3 of 4 people found the following review helpful
A useful introduction, though dense and lacking in structure,
This review is from: Machiavelli: A Very Short Introduction (Very Short Introductions) (Paperback)
The Very Short Introduction series by Oxford University Press has a good reputation for presenting challenging subjects in an easily accessible manner. Quentin Skinner's contribution, "Machiavelli", charts the life, career and major works of one of the most famous figures of Renaissance Italy, a man whose theories have had great influence on modern political thought, but who has been much misrepresented.
On the whole this is a good, straightforward account of Machiavelli's life and works, and even though the material feels very densely presented, Skinner's style and argument are generally clear. He traces the development of Machiavelli's political thought, from both his contemporary exemplars and Roman models (authors such as Livy and Sallust), showing both how drew on these sources and how he diverged from them, at every stage backing up his arguments with examples from the texts. Unfortunately it is difficult to get a sense of perspective on Machiavelli, since we are offered little clue as to how other historians have responded to the man's work in the centuries since his death. It is disappointing, too, that Skinner does not, in the end, come to any real conclusions himself about the man or his ideas, or his continuing relevance in the modern world. As a result the book as a whole feels slightly lacking in structure.

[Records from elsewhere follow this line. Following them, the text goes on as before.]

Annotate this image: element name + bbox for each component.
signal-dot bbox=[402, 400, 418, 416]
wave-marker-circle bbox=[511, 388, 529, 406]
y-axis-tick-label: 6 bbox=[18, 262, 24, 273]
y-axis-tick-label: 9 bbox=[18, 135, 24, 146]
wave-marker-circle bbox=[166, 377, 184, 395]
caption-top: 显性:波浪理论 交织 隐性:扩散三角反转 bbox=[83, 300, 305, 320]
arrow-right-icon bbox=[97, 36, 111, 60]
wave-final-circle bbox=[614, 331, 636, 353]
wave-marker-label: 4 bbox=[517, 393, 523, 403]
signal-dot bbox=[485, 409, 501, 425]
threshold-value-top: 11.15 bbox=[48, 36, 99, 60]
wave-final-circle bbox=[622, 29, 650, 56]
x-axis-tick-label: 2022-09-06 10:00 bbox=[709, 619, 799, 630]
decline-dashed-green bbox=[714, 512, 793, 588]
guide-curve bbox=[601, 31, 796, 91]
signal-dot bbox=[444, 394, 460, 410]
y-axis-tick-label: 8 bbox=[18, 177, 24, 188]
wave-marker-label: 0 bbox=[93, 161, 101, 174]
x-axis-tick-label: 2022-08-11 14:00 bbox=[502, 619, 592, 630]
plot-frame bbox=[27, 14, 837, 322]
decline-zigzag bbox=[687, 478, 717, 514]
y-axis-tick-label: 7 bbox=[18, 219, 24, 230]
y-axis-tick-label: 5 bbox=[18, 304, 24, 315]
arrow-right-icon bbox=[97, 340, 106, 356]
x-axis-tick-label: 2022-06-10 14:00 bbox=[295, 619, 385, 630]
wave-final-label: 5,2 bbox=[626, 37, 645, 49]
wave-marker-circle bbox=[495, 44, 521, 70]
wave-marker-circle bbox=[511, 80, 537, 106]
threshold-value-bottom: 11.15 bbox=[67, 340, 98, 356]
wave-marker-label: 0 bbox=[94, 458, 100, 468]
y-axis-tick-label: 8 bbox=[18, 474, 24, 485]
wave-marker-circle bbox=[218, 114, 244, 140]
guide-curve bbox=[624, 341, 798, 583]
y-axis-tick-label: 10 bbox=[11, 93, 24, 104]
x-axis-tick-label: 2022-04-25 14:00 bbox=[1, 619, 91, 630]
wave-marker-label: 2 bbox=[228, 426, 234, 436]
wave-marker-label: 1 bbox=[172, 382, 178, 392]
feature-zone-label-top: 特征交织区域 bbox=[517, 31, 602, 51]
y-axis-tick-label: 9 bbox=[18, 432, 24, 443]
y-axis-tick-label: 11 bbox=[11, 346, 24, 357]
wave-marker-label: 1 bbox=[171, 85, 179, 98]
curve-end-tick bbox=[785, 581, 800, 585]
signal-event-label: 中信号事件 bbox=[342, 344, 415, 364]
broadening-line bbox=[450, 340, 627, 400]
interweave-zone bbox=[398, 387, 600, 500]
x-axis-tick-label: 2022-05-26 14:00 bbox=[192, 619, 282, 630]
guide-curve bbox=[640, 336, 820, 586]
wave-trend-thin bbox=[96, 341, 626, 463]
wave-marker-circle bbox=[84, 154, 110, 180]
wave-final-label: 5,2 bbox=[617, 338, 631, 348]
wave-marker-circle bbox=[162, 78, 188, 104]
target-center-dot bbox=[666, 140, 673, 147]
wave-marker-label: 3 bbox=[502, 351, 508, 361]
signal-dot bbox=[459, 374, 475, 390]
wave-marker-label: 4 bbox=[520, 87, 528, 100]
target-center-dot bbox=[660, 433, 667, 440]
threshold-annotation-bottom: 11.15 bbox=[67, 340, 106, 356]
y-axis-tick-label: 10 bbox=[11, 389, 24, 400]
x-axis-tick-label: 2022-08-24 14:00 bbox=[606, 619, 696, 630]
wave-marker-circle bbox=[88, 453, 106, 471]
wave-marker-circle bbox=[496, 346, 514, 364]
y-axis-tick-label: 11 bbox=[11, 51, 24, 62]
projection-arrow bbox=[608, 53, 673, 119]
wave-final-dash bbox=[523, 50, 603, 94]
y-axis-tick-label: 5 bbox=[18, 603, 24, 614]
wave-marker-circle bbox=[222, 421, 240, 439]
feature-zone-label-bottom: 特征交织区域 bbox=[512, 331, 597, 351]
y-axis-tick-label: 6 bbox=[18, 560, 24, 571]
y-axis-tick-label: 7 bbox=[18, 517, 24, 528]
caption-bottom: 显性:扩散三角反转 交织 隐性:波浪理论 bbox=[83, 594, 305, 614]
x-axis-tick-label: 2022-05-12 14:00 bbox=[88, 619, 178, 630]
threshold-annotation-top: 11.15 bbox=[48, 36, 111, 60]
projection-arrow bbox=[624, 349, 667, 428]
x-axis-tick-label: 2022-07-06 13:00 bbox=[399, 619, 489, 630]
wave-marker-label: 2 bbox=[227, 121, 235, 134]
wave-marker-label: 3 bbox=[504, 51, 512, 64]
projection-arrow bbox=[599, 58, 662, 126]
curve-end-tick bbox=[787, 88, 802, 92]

For the casual reader, or someone reading about Machiavelli for the first time, the material may initially feel quite daunting or overly-academic. More space could have been devoted to explaining the world of Machiavelli and the socio-political situation of Renaissance Italy c. 1500, to root the reader in the period first of all. One notable omission is that of a political map of the peninsula, which might have helped in providing some context. Similarly, it would have been useful to have as reference a chronology of Machiavelli's life, together with the main political events of the time. On the other hand, Skinner provides a long list of further reading, so that it is possible to follow up some of his points, although many of these are articles in academic journals, suggesting that it is the student rather than the general reader who is his intended audience.
Everything considered, "Machiavelli" is a highly informative and comprehensive overview of the man's career, although the casual reader may find it quite hard to get to grips with.